Guttenberg verwahrte sich gegen die Vorwürfe und warf der Opposition im Bundestag "Klamauk" vor. CSU-Landesgruppenchef Hans-Peter Friedrich nahm Guttenberg gegen den Vorwurf der Lüge in Schutz und meinte mit Blick auf Schneiderhan, die Erkenntnisse der letzten Tage zeigten: "In der militärischen Führung im Bundesverteidigungsministerium gab es eine Tendenz, sich selbstständig zu machen." Es sei das Verdienst von Guttenberg, den Primat der Politik wiederhergestellt zu haben. Derweil wurde aus dem Kanzleramt bekannt, dass das Verteidigungsministerium - damals noch unter Franz Josef Jung - Bundeskanzlerin Angela Merkel erst am 10. September, also fünf Tage nach dem Bombardement, die Berichte der Afghanistan-Truppe Isaf ("Initial Action Report") und von Oberst Klein zugeleitet habe. Das Ministerium hatte diese Berichte bereits seit dem 6. vorliegen. Am 8. September hatte Merkel eine Regierungserklärung dazu abgegeben.

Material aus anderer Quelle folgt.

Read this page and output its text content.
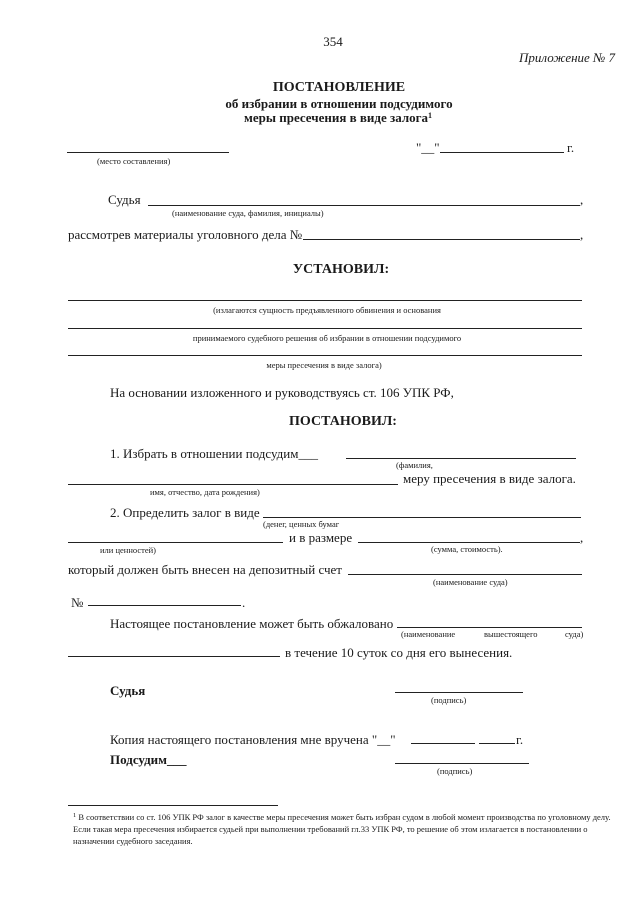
354
Приложение № 7
ПОСТАНОВЛЕНИЕ
об избрании в отношении подсудимого
меры пресечения в виде залога$^1$
(место составления)
"__"	г.
Судья	,
(наименование суда, фамилия, инициалы)
рассмотрев материалы уголовного дела №	,
УСТАНОВИЛ:
(излагаются сущность предъявленного обвинения и основания
принимаемого судебного решения об избрании в отношении подсудимого
меры пресечения в виде залога)
На основании изложенного и руководствуясь ст. 106 УПК РФ,
ПОСТАНОВИЛ:
1. Избрать в отношении подсудим___
(фамилия,
меру пресечения в виде залога.
имя, отчество, дата рождения)
2. Определить залог в виде
(денег, ценных бумаг
и в размере	,
или ценностей)	(сумма, стоимость).
который должен быть внесен на депозитный счет
(наименование суда)
№	.
Настоящее постановление может быть обжаловано
(наименование	вышестоящего	суда)
в течение 10 суток со дня его вынесения.
Судья
(подпись)
Копия настоящего постановления мне вручена "__"	г.
Подсудим___
(подпись)
$^1$ В соответствии со ст. 106 УПК РФ залог в качестве меры пресечения может быть избран судом в любой момент производства по уголовному делу. Если такая мера пресечения избирается судьей при выполнении требований гл.33 УПК РФ, то решение об этом излагается в постановлении о назначении судебного заседания.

Die FDP-Fraktion verlangte von Guttenberg indessen eine Klarstellung, ob das Bundestagsmandat für Afghanistan gezielte Tötungsaktionen gegen die Taliban zulasse.
Der langjährige SPD-Außenexperte und frühere Hamburger Bürgermeister Hans-Ulrich Klose sagte dem "Tagesspiegel" dazu, ihm gefalle der Begriff "gezielte Tötung" nicht. "Aber die Bekämpfung hochrangiger Taliban-Kämpfer halte ich für zulässig, wenn man sie als solche identifiziert hat." Die Einsatzregeln würden dies abdecken.

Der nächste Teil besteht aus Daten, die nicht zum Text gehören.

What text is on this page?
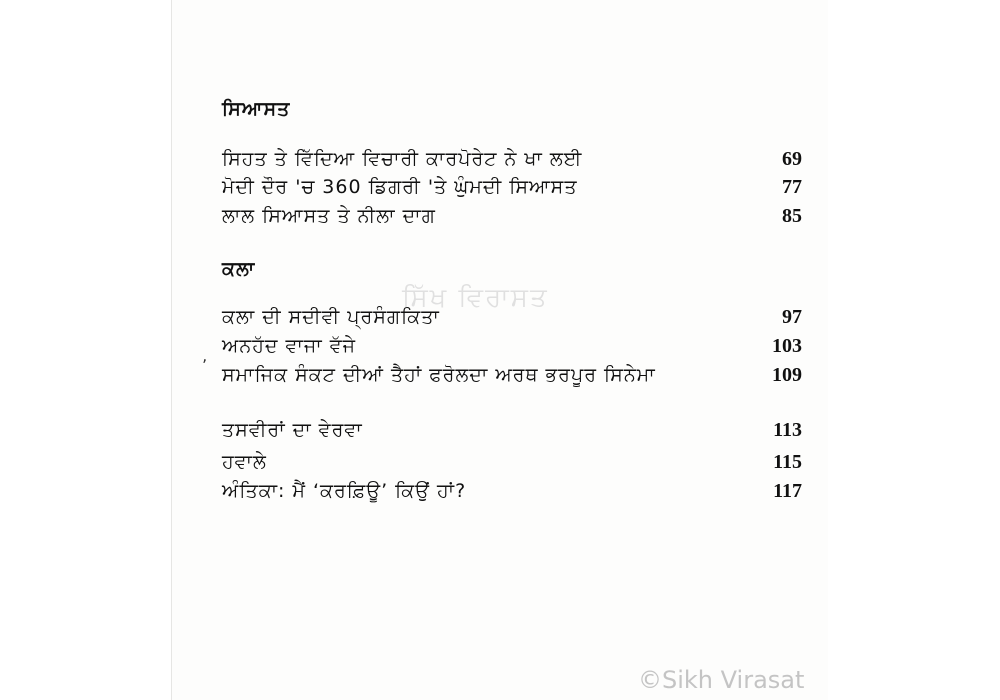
ਸਿੱਖ ਵਿਰਾਸਤ
ਸਿਆਸਤ
ਸਿਹਤ ਤੇ ਵਿੱਦਿਆ ਵਿਚਾਰੀ ਕਾਰਪੋਰੇਟ ਨੇ ਖਾ ਲਈ	69
ਮੋਦੀ ਦੌਰ 'ਚ 360 ਡਿਗਰੀ 'ਤੇ ਘੁੰਮਦੀ ਸਿਆਸਤ	77
ਲਾਲ ਸਿਆਸਤ ਤੇ ਨੀਲਾ ਦਾਗ	85
ਕਲਾ
ਕਲਾ ਦੀ ਸਦੀਵੀ ਪ੍ਰਸੰਗਕਿਤਾ	97
ʼ
ਅਨਹੱਦ ਵਾਜਾ ਵੱਜੇ	103
ਸਮਾਜਿਕ ਸੰਕਟ ਦੀਆਂ ਤੈਹਾਂ ਫਰੋਲਦਾ ਅਰਥ ਭਰਪੂਰ ਸਿਨੇਮਾ	109
ਤਸਵੀਰਾਂ ਦਾ ਵੇਰਵਾ	113
ਹਵਾਲੇ	115
ਅੰਤਿਕਾ: ਮੈਂ ‘ਕਰਫ਼ਿਊ’ ਕਿਉਂ ਹਾਂ?	117
©Sikh Virasat
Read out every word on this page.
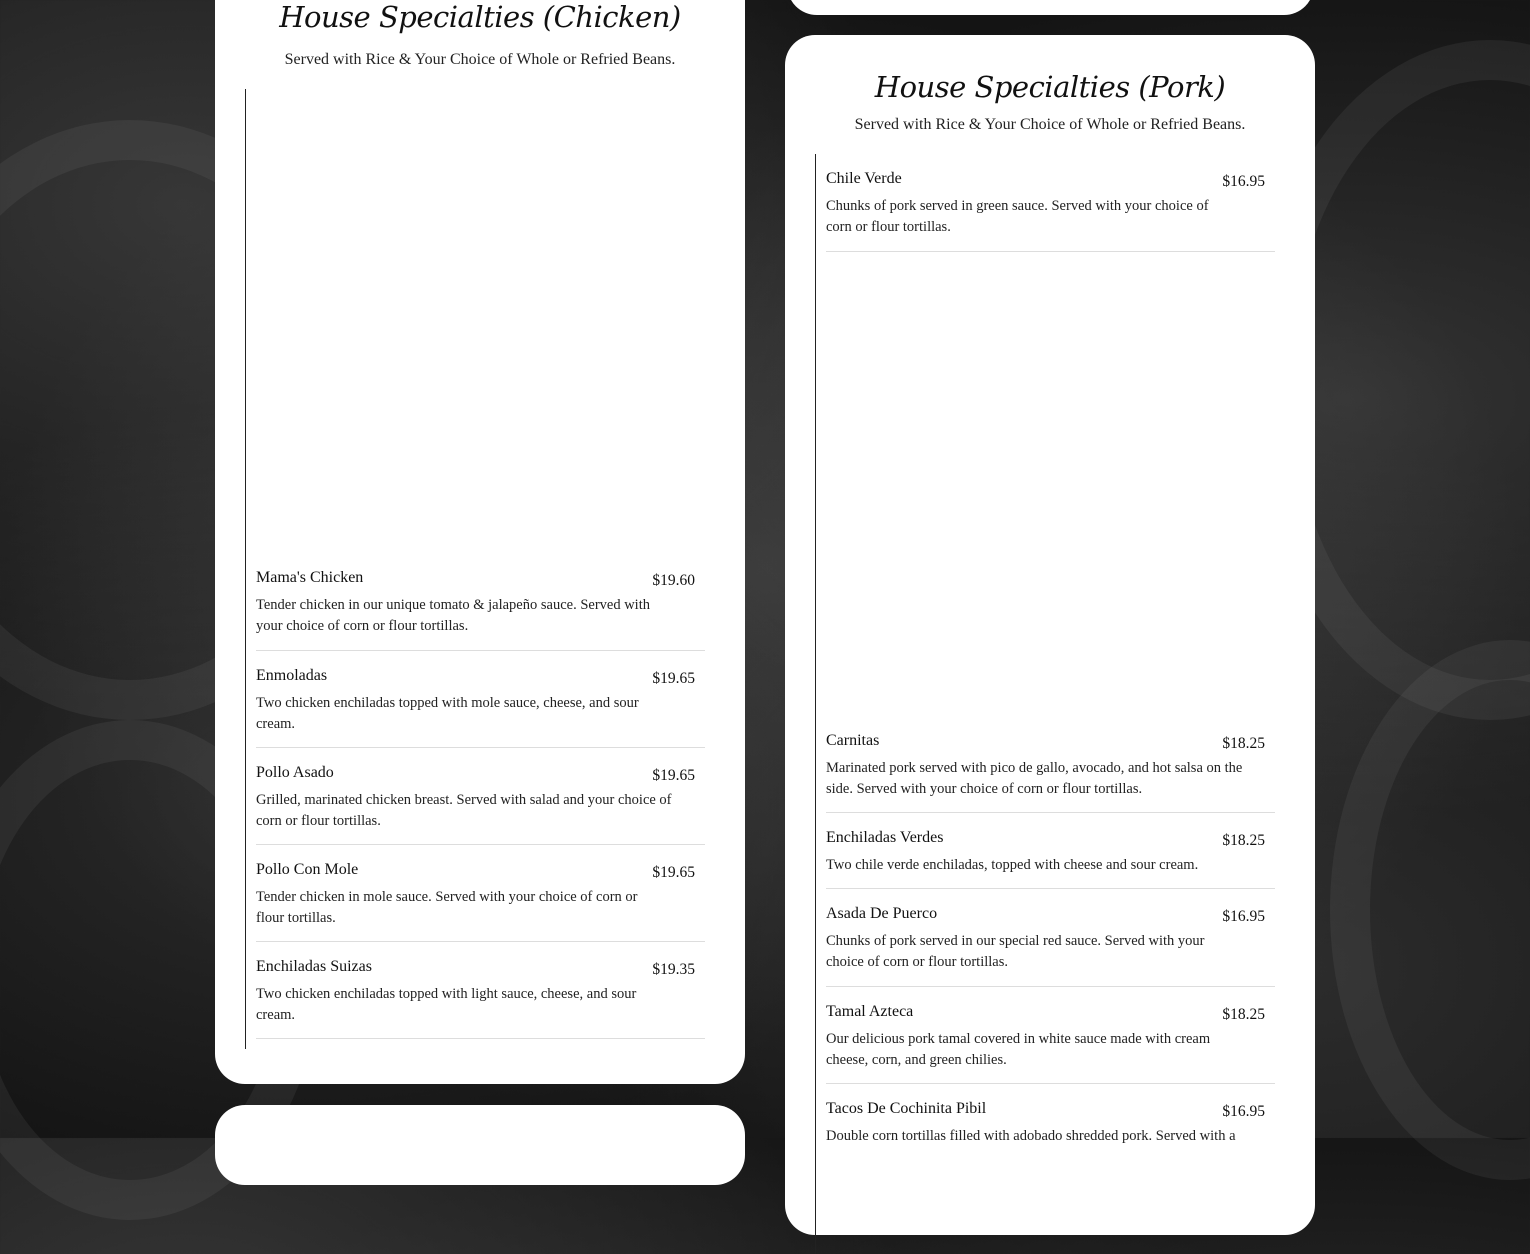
House Specialties (Chicken)
Served with Rice & Your Choice of Whole or Refried Beans.
Mama's Chicken	$19.60
Tender chicken in our unique tomato & jalapeño sauce. Served with your choice of corn or flour tortillas.
Enmoladas	$19.65
Two chicken enchiladas topped with mole sauce, cheese, and sour cream.
Pollo Asado	$19.65
Grilled, marinated chicken breast. Served with salad and your choice of corn or flour tortillas.
Pollo Con Mole	$19.65
Tender chicken in mole sauce. Served with your choice of corn or flour tortillas.
Enchiladas Suizas	$19.35
Two chicken enchiladas topped with light sauce, cheese, and sour cream.
House Specialties (Pork)
Served with Rice & Your Choice of Whole or Refried Beans.
Chile Verde	$16.95
Chunks of pork served in green sauce. Served with your choice of corn or flour tortillas.
Carnitas	$18.25
Marinated pork served with pico de gallo, avocado, and hot salsa on the side. Served with your choice of corn or flour tortillas.
Enchiladas Verdes	$18.25
Two chile verde enchiladas, topped with cheese and sour cream.
Asada De Puerco	$16.95
Chunks of pork served in our special red sauce. Served with your choice of corn or flour tortillas.
Tamal Azteca	$18.25
Our delicious pork tamal covered in white sauce made with cream cheese, corn, and green chilies.
Tacos De Cochinita Pibil	$16.95
Double corn tortillas filled with adobado shredded pork. Served with a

Die Bundesregierung wird sich dem Verlangen der USA und der Nato-Partner fügen und die deutschen Streitkräfte um bis zu 2000 Mann aufstocken. Nach Informationen der WAZ-Mediengruppe Essen haben die Amerikaner und die Nato bereits entsprechende Signale erhalten. Bekanntgegeben werden soll die Entscheidung nach der internationalen Afghanistankonferenz Ende Januar in London .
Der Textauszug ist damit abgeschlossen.